Quercetin-based composite hydrogel promotes muscle tissue regeneration through macrophage polarization and oxidative stress attenuation

Abstract

Skeletal muscle tissue cannot repair itself after volumetric muscle loss (VML) injury, which results in chronic inflammation and secondary injuries. Quercetin (QCN) possesses natural antioxidant properties and the ability of suppressing inflammation. Herein, an in situ photocurable composite hydrogel was developed by employing silk fibroin methacryloyl (SilMA) and decellularized extracellular matrix (ECM) derived from skeletal muscle. QCN loaded liposomes were introduced to create a local microenvironment which was conducive to skeletal muscle regeneration by regulating M2 polarization of macrophages and reducing oxidative stress.
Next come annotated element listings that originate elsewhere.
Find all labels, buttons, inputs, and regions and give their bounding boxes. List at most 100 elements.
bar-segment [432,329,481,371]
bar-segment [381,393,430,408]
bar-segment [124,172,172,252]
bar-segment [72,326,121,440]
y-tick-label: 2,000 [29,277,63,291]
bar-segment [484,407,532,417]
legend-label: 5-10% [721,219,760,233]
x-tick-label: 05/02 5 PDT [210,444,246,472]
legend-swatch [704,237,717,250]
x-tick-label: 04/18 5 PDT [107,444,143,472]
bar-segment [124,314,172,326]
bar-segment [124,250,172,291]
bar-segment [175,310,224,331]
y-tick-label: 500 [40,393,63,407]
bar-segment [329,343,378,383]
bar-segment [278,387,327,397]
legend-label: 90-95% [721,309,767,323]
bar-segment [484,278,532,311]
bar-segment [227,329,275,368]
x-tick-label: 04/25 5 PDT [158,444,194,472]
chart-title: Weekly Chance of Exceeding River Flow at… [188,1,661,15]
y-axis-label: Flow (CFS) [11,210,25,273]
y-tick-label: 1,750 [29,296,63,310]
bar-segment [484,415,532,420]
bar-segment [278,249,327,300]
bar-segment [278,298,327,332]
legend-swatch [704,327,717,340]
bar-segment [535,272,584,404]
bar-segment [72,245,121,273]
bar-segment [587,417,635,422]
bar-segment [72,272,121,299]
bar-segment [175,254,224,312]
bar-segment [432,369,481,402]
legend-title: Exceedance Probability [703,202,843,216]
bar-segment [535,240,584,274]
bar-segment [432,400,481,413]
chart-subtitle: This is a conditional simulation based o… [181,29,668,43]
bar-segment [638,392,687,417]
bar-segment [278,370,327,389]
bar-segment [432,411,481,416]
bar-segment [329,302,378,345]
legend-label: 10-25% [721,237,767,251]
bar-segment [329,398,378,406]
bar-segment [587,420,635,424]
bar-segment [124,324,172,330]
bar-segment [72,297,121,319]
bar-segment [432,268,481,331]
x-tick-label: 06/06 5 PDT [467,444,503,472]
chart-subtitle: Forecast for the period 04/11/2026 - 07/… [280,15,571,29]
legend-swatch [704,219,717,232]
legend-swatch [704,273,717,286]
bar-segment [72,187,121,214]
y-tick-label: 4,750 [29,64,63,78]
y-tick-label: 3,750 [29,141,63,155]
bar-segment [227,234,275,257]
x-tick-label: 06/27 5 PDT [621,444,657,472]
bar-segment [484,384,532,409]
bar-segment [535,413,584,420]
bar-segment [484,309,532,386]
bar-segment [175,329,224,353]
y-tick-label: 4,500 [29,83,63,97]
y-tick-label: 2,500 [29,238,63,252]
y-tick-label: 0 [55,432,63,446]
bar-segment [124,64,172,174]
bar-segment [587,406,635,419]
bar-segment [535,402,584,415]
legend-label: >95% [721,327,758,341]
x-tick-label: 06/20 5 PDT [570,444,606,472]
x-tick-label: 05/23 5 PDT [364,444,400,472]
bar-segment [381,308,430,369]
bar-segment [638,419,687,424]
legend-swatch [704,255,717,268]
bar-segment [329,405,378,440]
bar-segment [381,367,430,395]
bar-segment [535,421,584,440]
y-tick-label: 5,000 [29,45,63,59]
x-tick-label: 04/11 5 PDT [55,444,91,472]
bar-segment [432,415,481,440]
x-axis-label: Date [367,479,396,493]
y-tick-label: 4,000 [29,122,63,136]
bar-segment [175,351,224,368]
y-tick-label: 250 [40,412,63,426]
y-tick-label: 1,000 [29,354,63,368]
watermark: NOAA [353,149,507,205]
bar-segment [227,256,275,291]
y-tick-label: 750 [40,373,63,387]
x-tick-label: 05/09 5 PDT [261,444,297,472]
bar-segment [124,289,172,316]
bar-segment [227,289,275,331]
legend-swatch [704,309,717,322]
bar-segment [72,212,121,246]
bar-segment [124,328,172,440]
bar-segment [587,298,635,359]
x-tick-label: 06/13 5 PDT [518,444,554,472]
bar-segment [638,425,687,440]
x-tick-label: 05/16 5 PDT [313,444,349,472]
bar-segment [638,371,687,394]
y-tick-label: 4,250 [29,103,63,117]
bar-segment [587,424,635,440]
The SilMA-ECM-QCN composite hydrogel was characterized with suitable porosity, mechanical properties and degradation properties, as well as adhesion property for injury wound sealing via in situ polymerization. Moreover, the therapeutic effects of SilMA-ECM-QCN for promoting muscle regeneration and decreasing fibrosis were demonstrated by using a VML rat model. The results showed that the photocurable SilMA-ECM-QCN hydrogel had a huge advantage in the rapid filling of complex skeletal muscle tissue defects. Altogether, the present work could provide a promising strategy to create a pro-regenerative microenvironment for muscle regeneration by utilizing natural biomaterials.